Naturschutz auf dem neuesten Stand der Technik

BONN – Ein kleines Flugzeug befindet sich im Landeanflug. Ein Flughafen, eine Landebahn oder ein Pilot, der seine Landung steuern würde sind nicht in Sicht. Es handelt sich um ein unbemanntes Fluggerät, das von seiner Mission zurückkehrt: Es hat weder Terroristen zur Strecke gebracht, noch in fremden Ländern spioniert, sondern Nashorn-Populationen überwacht und Ausschau nach Wilderern gehalten, die Jagd auf Tiger machen.

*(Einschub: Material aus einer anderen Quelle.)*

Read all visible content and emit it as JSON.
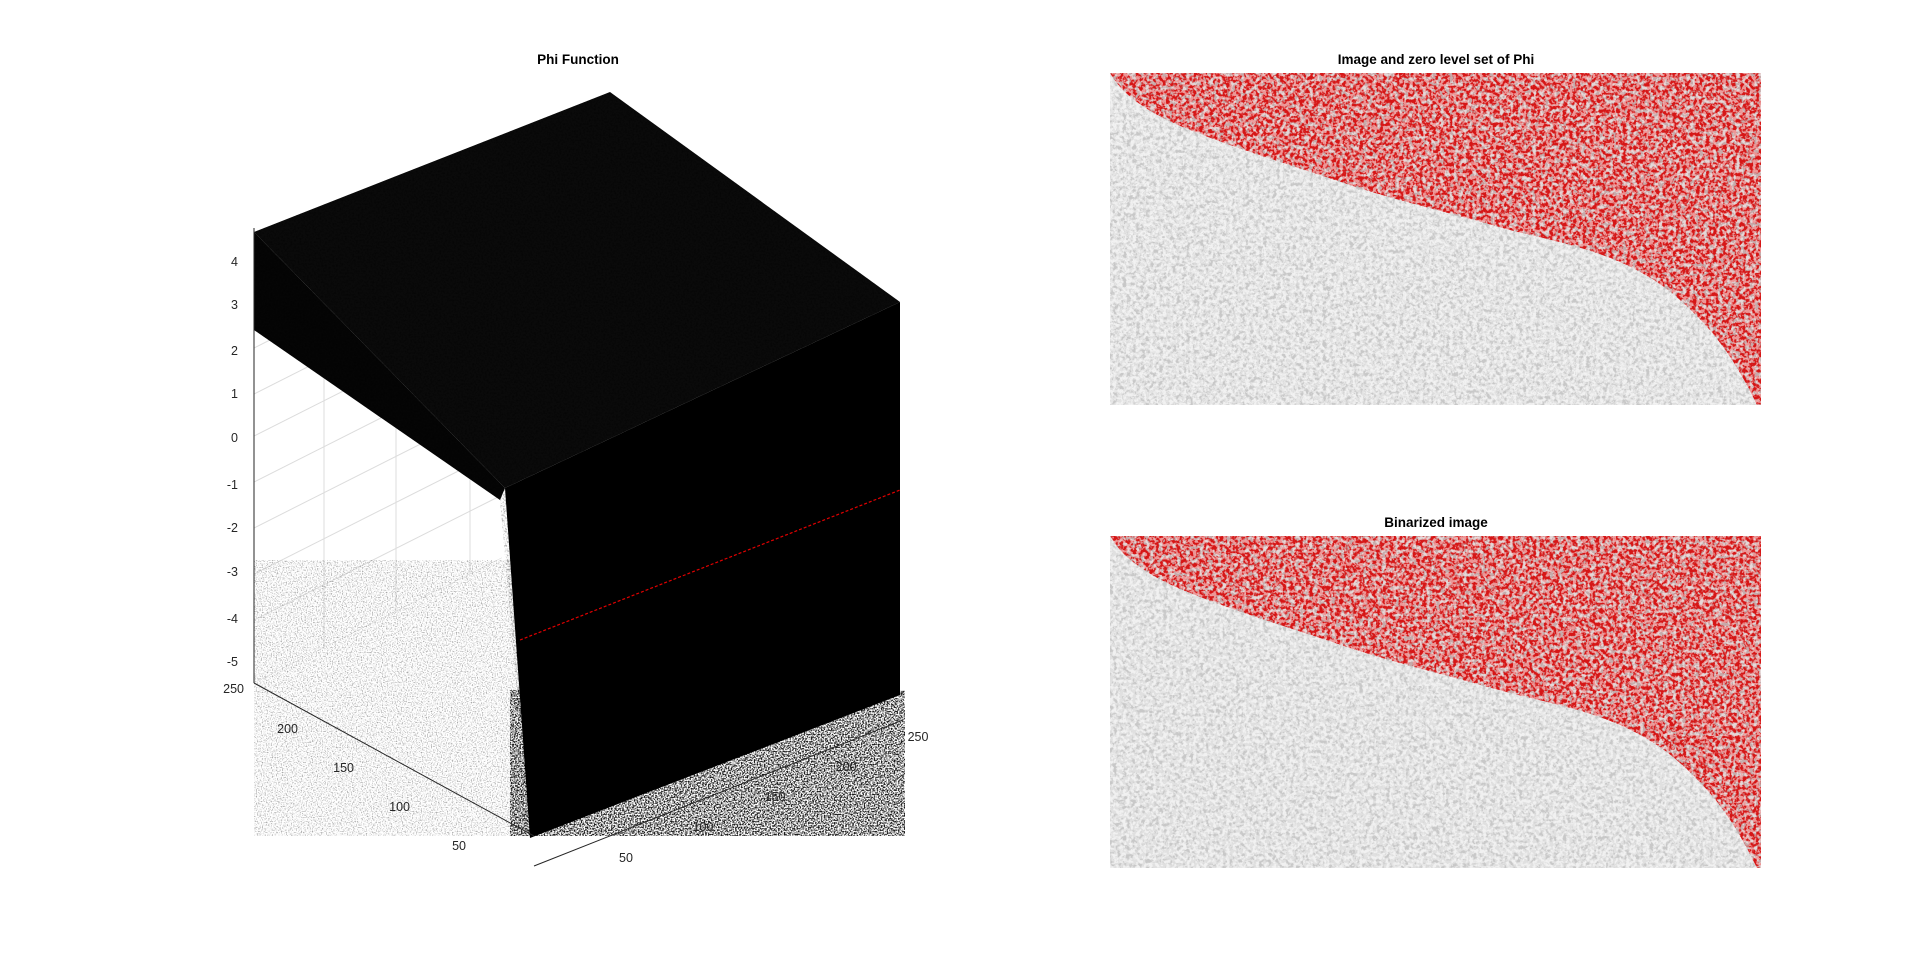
{
  "colors": {
    "background": "#ffffff",
    "surface": "#000000",
    "contour": "#ff0000",
    "gray_region": "#e0e0e0",
    "noise_gray": "#8a8a8a",
    "grid": "#dcdcdc"
  },
  "chart_data": [
    {
      "type": "surface",
      "title": "Phi Function",
      "xlabel": "",
      "ylabel": "",
      "zlabel": "",
      "x_ticks": [
        "50",
        "100",
        "150",
        "200",
        "250"
      ],
      "y_ticks": [
        "50",
        "100",
        "150",
        "200",
        "250"
      ],
      "z_ticks": [
        "4",
        "3",
        "2",
        "1",
        "0",
        "-1",
        "-2",
        "-3",
        "-4",
        "-5"
      ],
      "xlim": [
        1,
        256
      ],
      "ylim": [
        1,
        256
      ],
      "zlim": [
        -5,
        4.5
      ],
      "grid": true,
      "surface_color": "black",
      "zero_level_contour_color": "red",
      "plateau_level_approx": 3.5,
      "floor_level_approx": -4.5
    },
    {
      "type": "image",
      "title": "Image and zero level set of Phi",
      "colormap": "gray",
      "overlay": "zero level set contour (red)",
      "axes_visible": false
    },
    {
      "type": "image",
      "title": "Binarized image",
      "colormap": "gray",
      "overlay": "zero level set contour (red)",
      "axes_visible": false
    }
  ]
}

Diese Drohne hat kein Strahltriebwerk von Rolls-Royce und auch kein Radar mit Apertur; stattdessen ist sie mit Google Maps, Kameras und einfachen Infrarotsensoren ausgestattet. Und sie kostet nicht mehr als ein durchschnittlicher Laptop.

Preiswerte neue Technologien dieser Art sind im Begriff, den Naturschutz nachhaltig zu verändern; und für das Umweltprogramm der Vereinten Nationen (UNEP), das das Übereinkommen zur Erhaltung der wandernden wild lebenden Tierarten koordiniert, können diese neuen Instrumente für den Naturschutz gar nicht früh genug kommen. Sie schließen unsere Wissenslücken über die Wanderung von Arten über große Entfernungen, so etwa von Schildkröten, Haien, Elefanten und Vögeln. Die erhobenen Daten werden anschließend genutzt, um maßgeschneiderte Erhaltungsstrategien für diese verschiedenen Arten zu entwickeln.